Estaban en primer lugar felices el ministro Musa aben Rakayis y la dama Didaca. ¿Cómo no iban a estarlo si ambos habían descubierto el amor? Resultó que don Julián tuvo razón en sus sospechas. Pues el amorío se confirmó y el asunto ya no se pudo disimular más. Claramente, solo tenían miradas el uno para el otro y el mundo entero parecía haber desaparecido a su alrededor. Con esta circunstancia tan evidente a los ojos de todos, el resto de los viajeros encontraron un terreno abonado para la guasa. Aunque ellos no se daban cuenta, ¡tan arrobados estaban! El ministro parecía otra persona: había dejado atrás su carácter retraído, su circunspección y toda su cordura; cabalgaba ensimismado, con una sonrisa de oreja a oreja y unos ojos embobados pendientes tan solo de su dama. Y esta cabalgaba a su vez siempre a unos diez pasos de él, por delante, volviendo el rostro a cada momento para dirigirle a su amado delicadas sonrisas y miradas centelleantes.

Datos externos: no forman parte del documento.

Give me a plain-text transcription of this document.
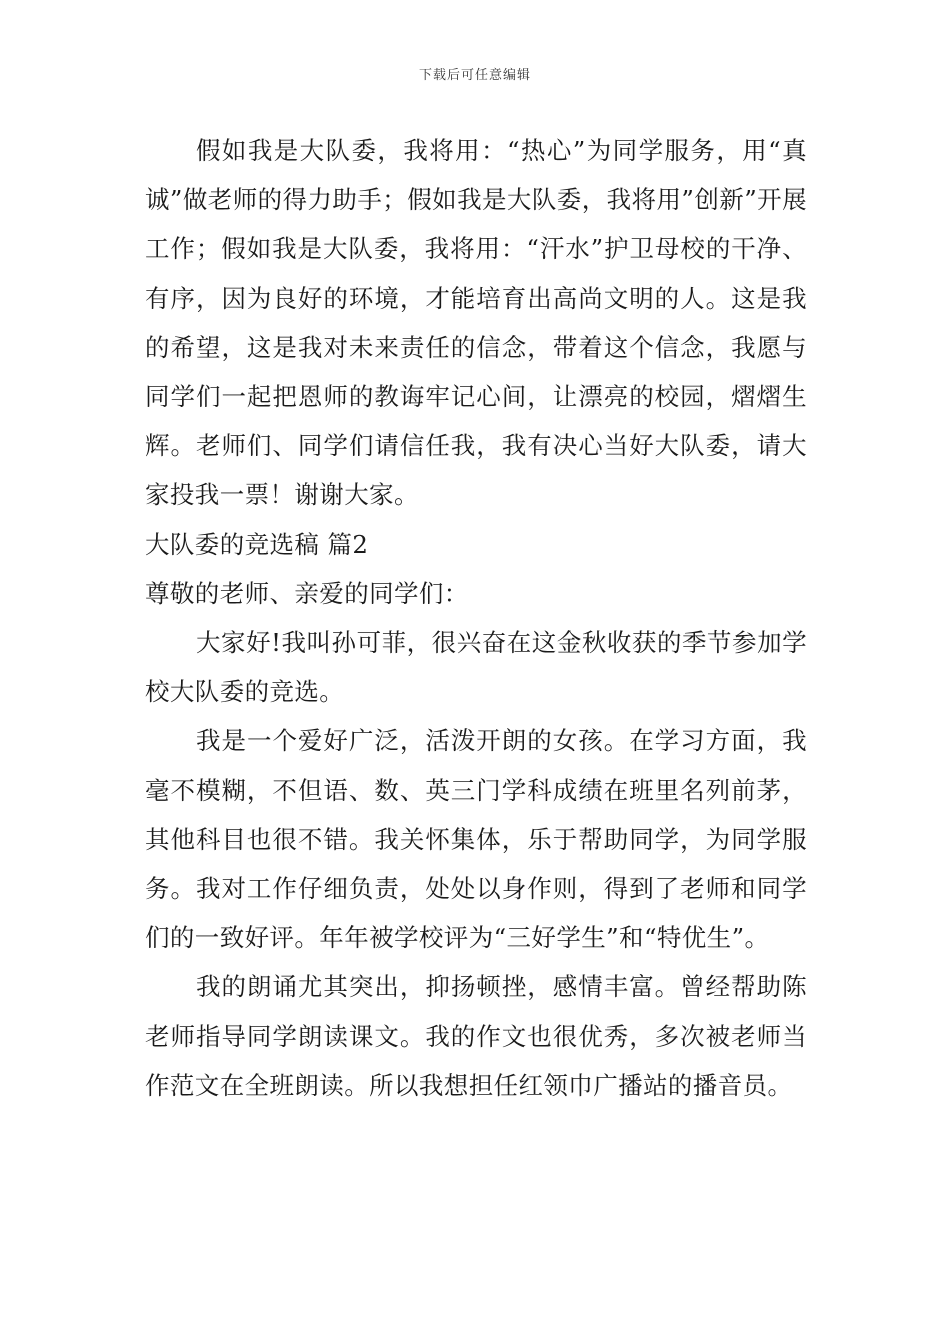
下载后可任意编辑

假如我是大队委，我将用：“热心”为同学服务，用“真诚”做老师的得力助手；假如我是大队委，我将用”创新”开展工作；假如我是大队委，我将用：“汗水”护卫母校的干净、有序，因为良好的环境，才能培育出高尚文明的人。这是我的希望，这是我对未来责任的信念，带着这个信念，我愿与同学们一起把恩师的教诲牢记心间，让漂亮的校园，熠熠生辉。老师们、同学们请信任我，我有决心当好大队委，请大家投我一票！谢谢大家。

大队委的竞选稿 篇2

尊敬的老师、亲爱的同学们：

大家好!我叫孙可菲，很兴奋在这金秋收获的季节参加学校大队委的竞选。

我是一个爱好广泛，活泼开朗的女孩。在学习方面，我毫不模糊，不但语、数、英三门学科成绩在班里名列前茅，其他科目也很不错。我关怀集体，乐于帮助同学，为同学服务。我对工作仔细负责，处处以身作则，得到了老师和同学们的一致好评。年年被学校评为“三好学生”和“特优生”。

我的朗诵尤其突出，抑扬顿挫，感情丰富。曾经帮助陈老师指导同学朗读课文。我的作文也很优秀，多次被老师当作范文在全班朗读。所以我想担任红领巾广播站的播音员。
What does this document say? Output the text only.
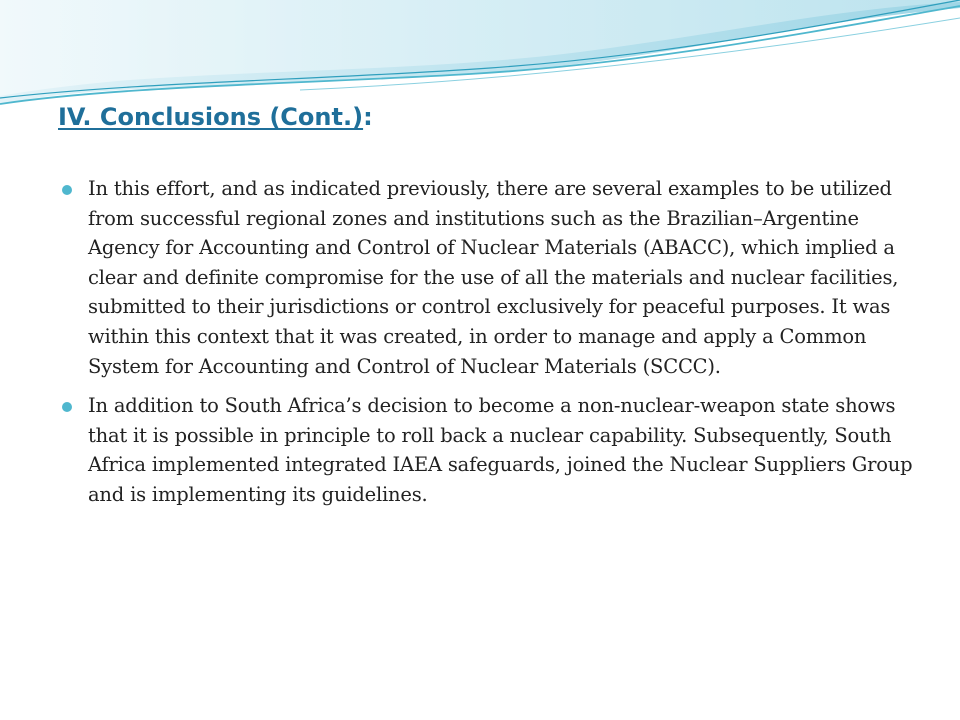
IV. Conclusions (Cont.):
In this effort, and as indicated previously, there are several examples to be utilized from successful regional zones and institutions such as the Brazilian–Argentine Agency for Accounting and Control of Nuclear Materials (ABACC), which implied a clear and definite compromise for the use of all the materials and nuclear facilities, submitted to their jurisdictions or control exclusively for peaceful purposes. It was within this context that it was created, in order to manage and apply a Common System for Accounting and Control of Nuclear Materials (SCCC).
In addition to South Africa’s decision to become a non-nuclear-weapon state shows that it is possible in principle to roll back a nuclear capability. Subsequently, South Africa implemented integrated IAEA safeguards, joined the Nuclear Suppliers Group and is implementing its guidelines.
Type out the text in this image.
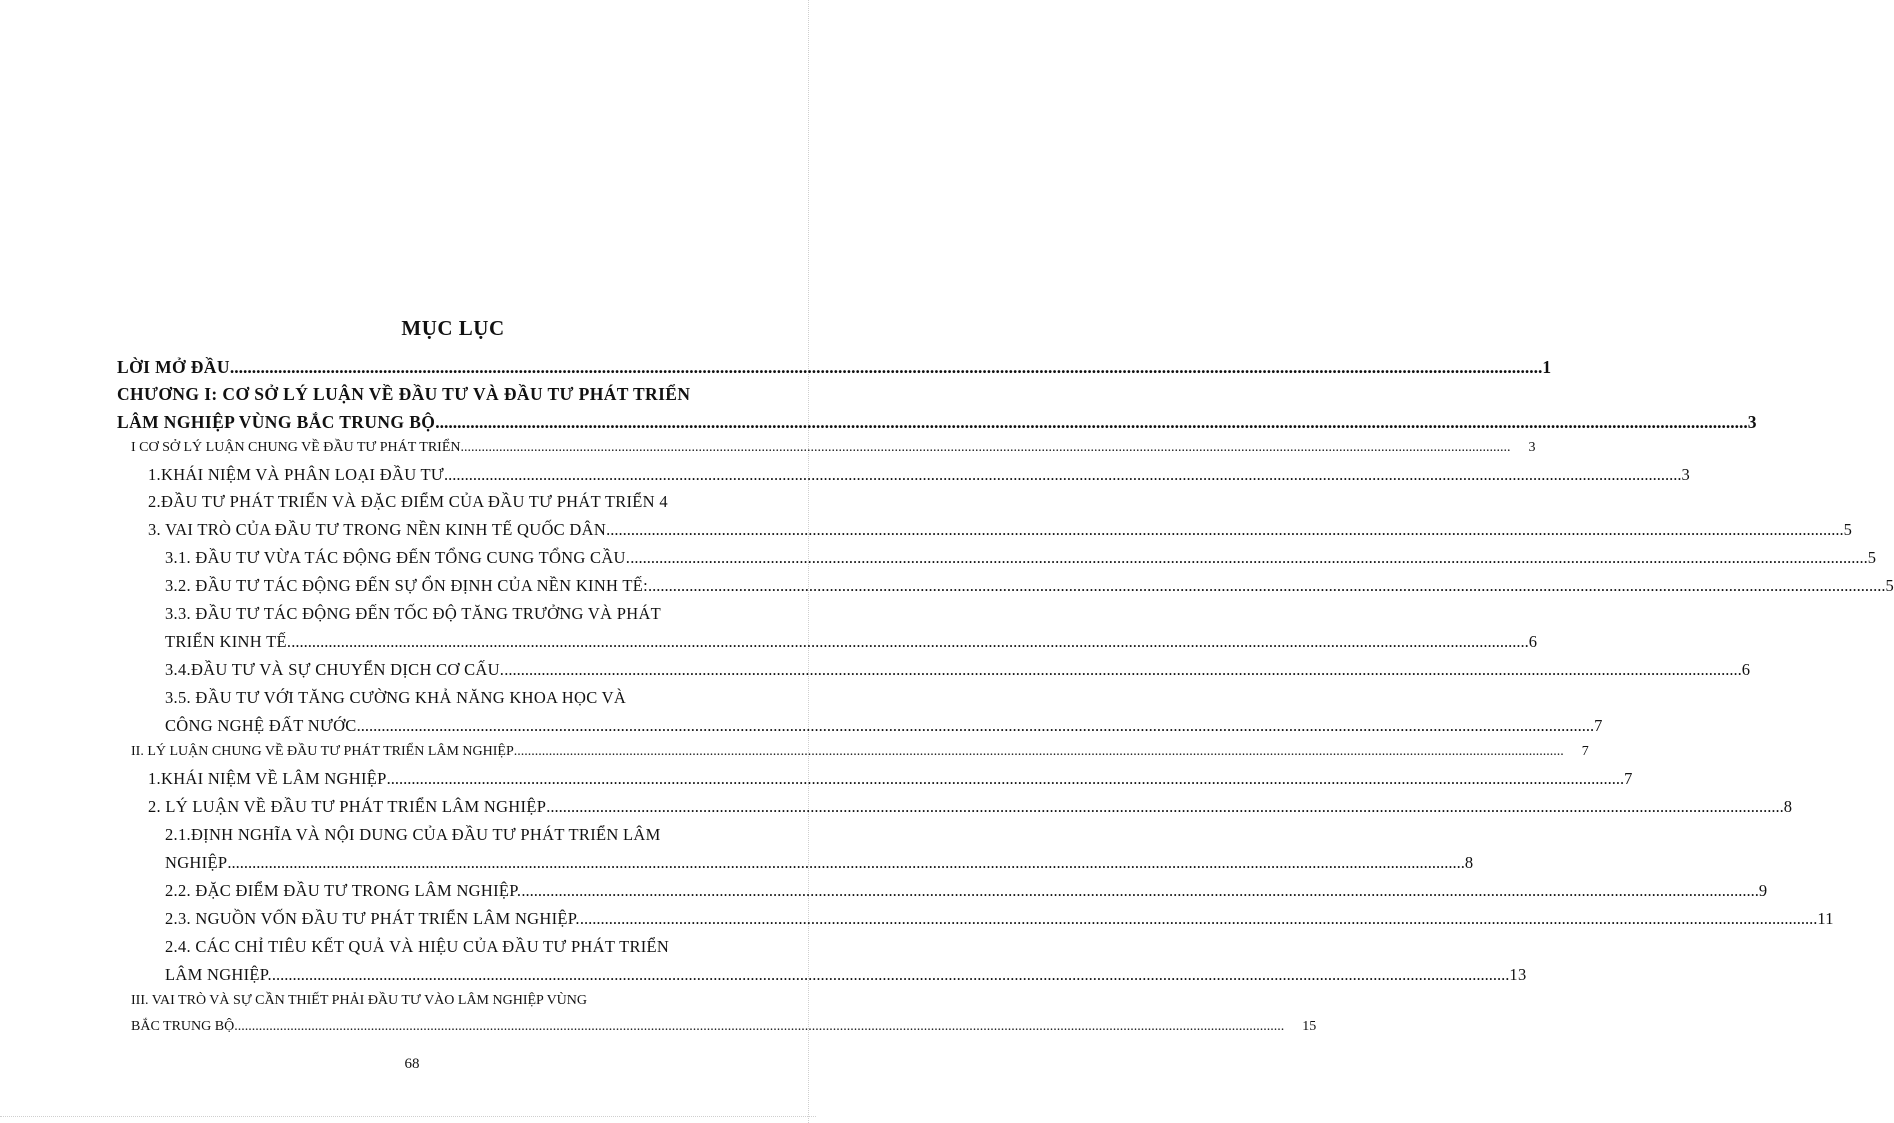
MỤC LỤC
LỜI MỞ ĐẦU ............................................................................................................................................................................................................................................................................................................ 1
CHƯƠNG I: CƠ SỞ LÝ LUẬN VỀ ĐẦU TƯ VÀ ĐẦU TƯ PHÁT TRIỂN
LÂM NGHIỆP VÙNG BẮC TRUNG BỘ ............................................................................................................................................................................................................................................................................................................ 3
I CƠ SỞ LÝ LUẬN CHUNG VỀ ĐẦU TƯ PHÁT TRIỂN ............................................................................................................................................................................................................................................................................................................	3
1.KHÁI NIỆM VÀ PHÂN LOẠI ĐẦU TƯ ............................................................................................................................................................................................................................................................................................................ 3
2.ĐẦU TƯ PHÁT TRIỂN VÀ ĐẶC ĐIỂM CỦA ĐẦU TƯ PHÁT TRIỂN 4
3. VAI TRÒ CỦA ĐẦU TƯ TRONG NỀN KINH TẾ QUỐC DÂN ............................................................................................................................................................................................................................................................................................................ 5
3.1. ĐẦU TƯ VỪA TÁC ĐỘNG ĐẾN TỔNG CUNG TỔNG CẦU. ............................................................................................................................................................................................................................................................................................................ 5
3.2. ĐẦU TƯ TÁC ĐỘNG ĐẾN SỰ ỔN ĐỊNH CỦA NỀN KINH TẾ: ............................................................................................................................................................................................................................................................................................................ 5
3.3. ĐẦU TƯ TÁC ĐỘNG ĐẾN TỐC ĐỘ TĂNG TRƯỞNG VÀ PHÁT
TRIỂN KINH TẾ. ............................................................................................................................................................................................................................................................................................................ 6
3.4.ĐẦU TƯ VÀ SỰ CHUYỂN DỊCH CƠ CẤU. ............................................................................................................................................................................................................................................................................................................ 6
3.5. ĐẦU TƯ VỚI TĂNG CƯỜNG KHẢ NĂNG KHOA HỌC VÀ
CÔNG NGHỆ ĐẤT NƯỚC ............................................................................................................................................................................................................................................................................................................ 7
II. LÝ LUẬN CHUNG VỀ ĐẦU TƯ PHÁT TRIỂN LÂM NGHIỆP ............................................................................................................................................................................................................................................................................................................	7
1.KHÁI NIỆM VỀ LÂM NGHIỆP ............................................................................................................................................................................................................................................................................................................ 7
2. LÝ LUẬN VỀ ĐẦU TƯ PHÁT TRIỂN LÂM NGHIỆP ............................................................................................................................................................................................................................................................................................................ 8
2.1.ĐỊNH NGHĨA VÀ NỘI DUNG CỦA ĐẦU TƯ PHÁT TRIỂN LÂM
NGHIỆP ............................................................................................................................................................................................................................................................................................................ 8
2.2. ĐẶC ĐIỂM ĐẦU TƯ TRONG LÂM NGHIỆP. ............................................................................................................................................................................................................................................................................................................ 9
2.3. NGUỒN VỐN ĐẦU TƯ PHÁT TRIỂN LÂM NGHIỆP. ............................................................................................................................................................................................................................................................................................................ 11
2.4. CÁC CHỈ TIÊU KẾT QUẢ VÀ HIỆU CỦA ĐẦU TƯ PHÁT TRIỂN
LÂM NGHIỆP. ............................................................................................................................................................................................................................................................................................................ 13
III. VAI TRÒ VÀ SỰ CẦN THIẾT PHẢI ĐẦU TƯ VÀO LÂM NGHIỆP VÙNG
BẮC TRUNG BỘ ............................................................................................................................................................................................................................................................................................................	15
68
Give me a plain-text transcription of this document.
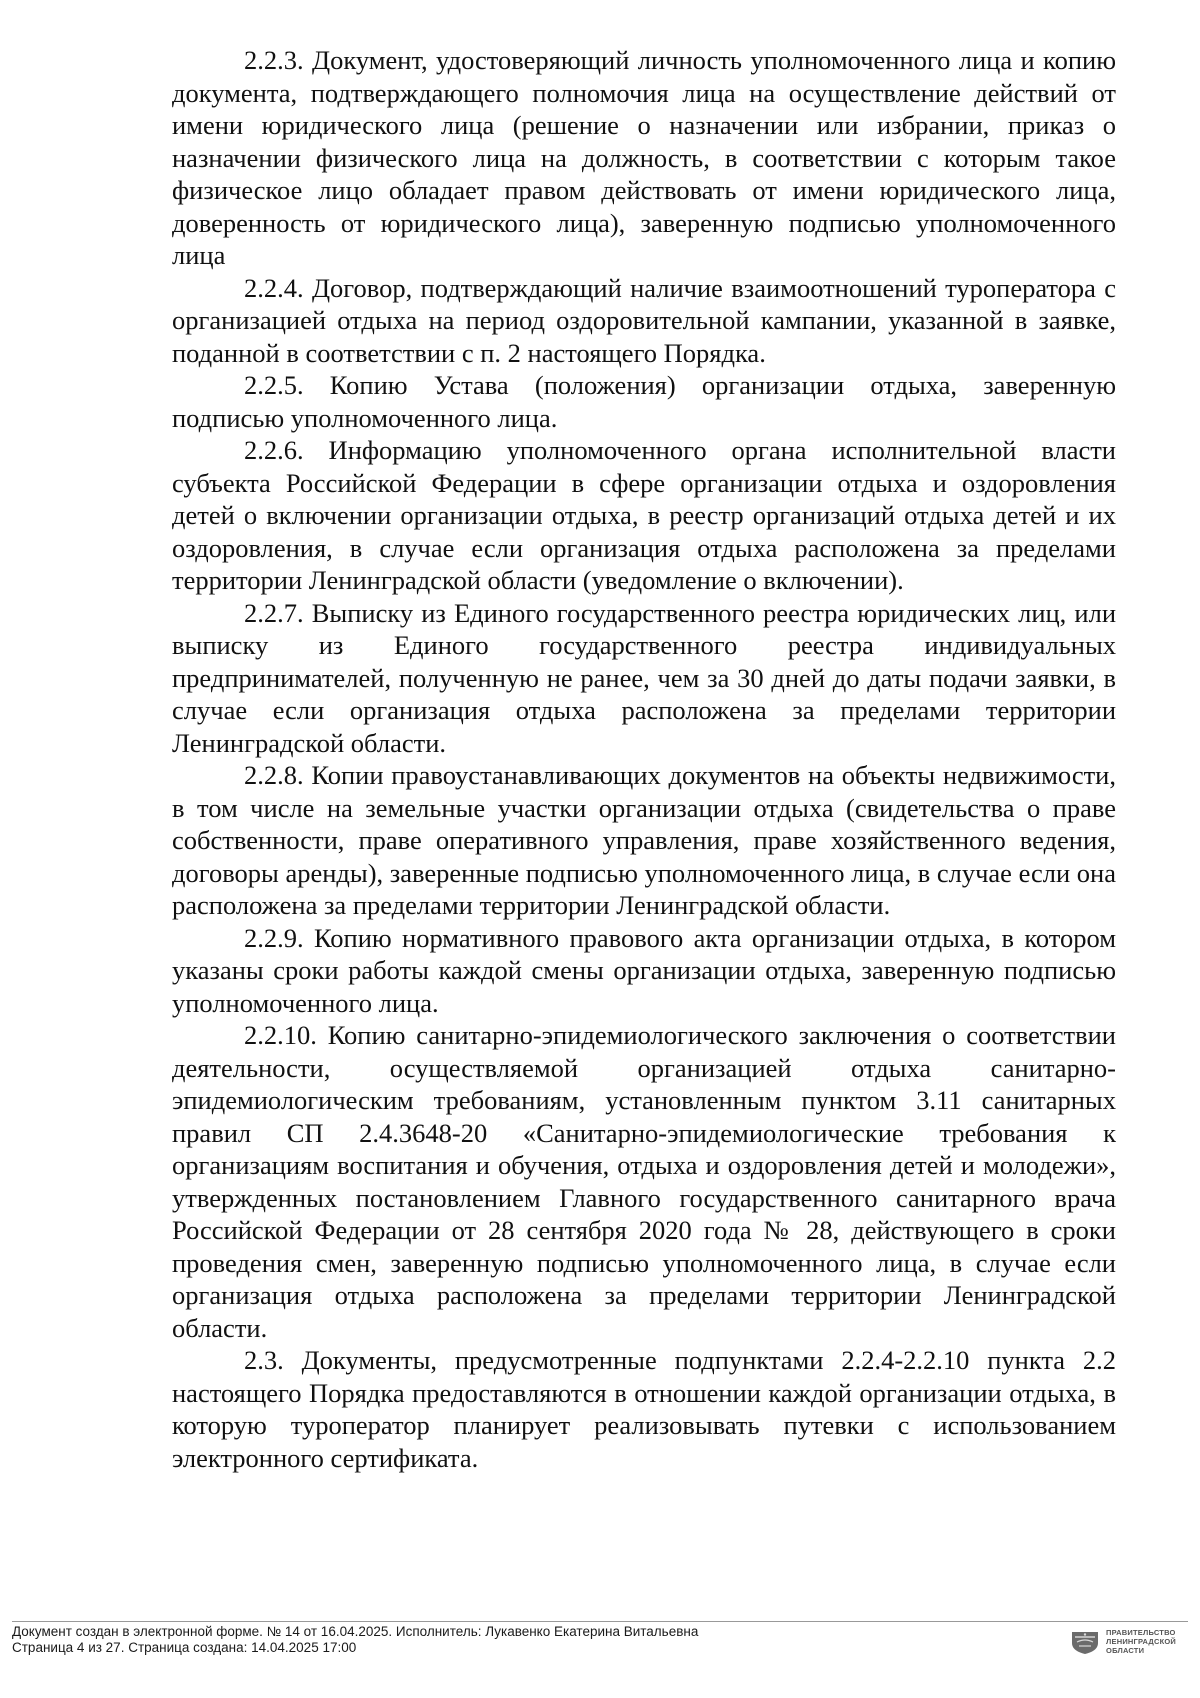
2.2.3. Документ, удостоверяющий личность уполномоченного лица и копию документа, подтверждающего полномочия лица на осуществление действий от имени юридического лица (решение о назначении или избрании, приказ о назначении физического лица на должность, в соответствии с которым такое физическое лицо обладает правом действовать от имени юридического лица, доверенность от юридического лица), заверенную подписью уполномоченного лица

2.2.4. Договор, подтверждающий наличие взаимоотношений туроператора с организацией отдыха на период оздоровительной кампании, указанной в заявке, поданной в соответствии с п. 2 настоящего Порядка.

2.2.5. Копию Устава (положения) организации отдыха, заверенную подписью уполномоченного лица.

2.2.6. Информацию уполномоченного органа исполнительной власти субъекта Российской Федерации в сфере организации отдыха и оздоровления детей о включении организации отдыха, в реестр организаций отдыха детей и их оздоровления, в случае если организация отдыха расположена за пределами территории Ленинградской области (уведомление о включении).

2.2.7. Выписку из Единого государственного реестра юридических лиц, или выписку из Единого государственного реестра индивидуальных предпринимателей, полученную не ранее, чем за 30 дней до даты подачи заявки, в случае если организация отдыха расположена за пределами территории Ленинградской области.

2.2.8. Копии правоустанавливающих документов на объекты недвижимости, в том числе на земельные участки организации отдыха (свидетельства о праве собственности, праве оперативного управления, праве хозяйственного ведения, договоры аренды), заверенные подписью уполномоченного лица, в случае если она расположена за пределами территории Ленинградской области.

2.2.9. Копию нормативного правового акта организации отдыха, в котором указаны сроки работы каждой смены организации отдыха, заверенную подписью уполномоченного лица.

2.2.10. Копию санитарно-эпидемиологического заключения о соответствии деятельности, осуществляемой организацией отдыха санитарно-эпидемиологическим требованиям, установленным пунктом 3.11 санитарных правил СП 2.4.3648-20 «Санитарно-эпидемиологические требования к организациям воспитания и обучения, отдыха и оздоровления детей и молодежи», утвержденных постановлением Главного государственного санитарного врача Российской Федерации от 28 сентября 2020 года № 28, действующего в сроки проведения смен, заверенную подписью уполномоченного лица, в случае если организация отдыха расположена за пределами территории Ленинградской области.

2.3. Документы, предусмотренные подпунктами 2.2.4-2.2.10 пункта 2.2 настоящего Порядка предоставляются в отношении каждой организации отдыха, в которую туроператор планирует реализовывать путевки с использованием электронного сертификата.

Документ создан в электронной форме. № 14 от 16.04.2025. Исполнитель: Лукавенко Екатерина Витальевна
Страница 4 из 27. Страница создана: 14.04.2025 17:00
ПРАВИТЕЛЬСТВО
ЛЕНИНГРАДСКОЙ
ОБЛАСТИ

El obispo de Palencia, por su parte, disfrutaba maliciosamente por haberse salido con la suya al descubrir aquella debilidad tan humana en su rival, y no desaprovechaba ninguna ocasión haciendo chistes y chanzas a costa de los tortolitos, para de esta manera acabar de socavar la autoridad de Musa.

Esto propició que yo, que sufría por ver que ellos no se percataban, me decidiera a intervenir, temiendo a la vez que el chismorreo pudiera llegar a León antes que nosotros y estropear el prestigio de la embajada con un asunto que, a fin de cuentas, era tan menor y natural.

Así que, en unos llanos donde el camino discurría cómodamente recto, me puse al lado de Didaca y le hablé con franqueza. Ella se asustó mucho al principio, palideció y se quedó muda. Luego se echó a llorar y acabó reconociéndolo. Le dije:

—¿Y qué hay de malo en ello? ¿Por qué ocultarlo? Eres una mujer viuda, todavía joven. ¿Acaso eres la única en el mundo que encuentra la posibilidad de contraer segundas nupcias?

—Él no quiere hacerlo público —contestó compungida—. El ministro teme que lo nuestro estropee el éxito que ha conseguido en esta misión.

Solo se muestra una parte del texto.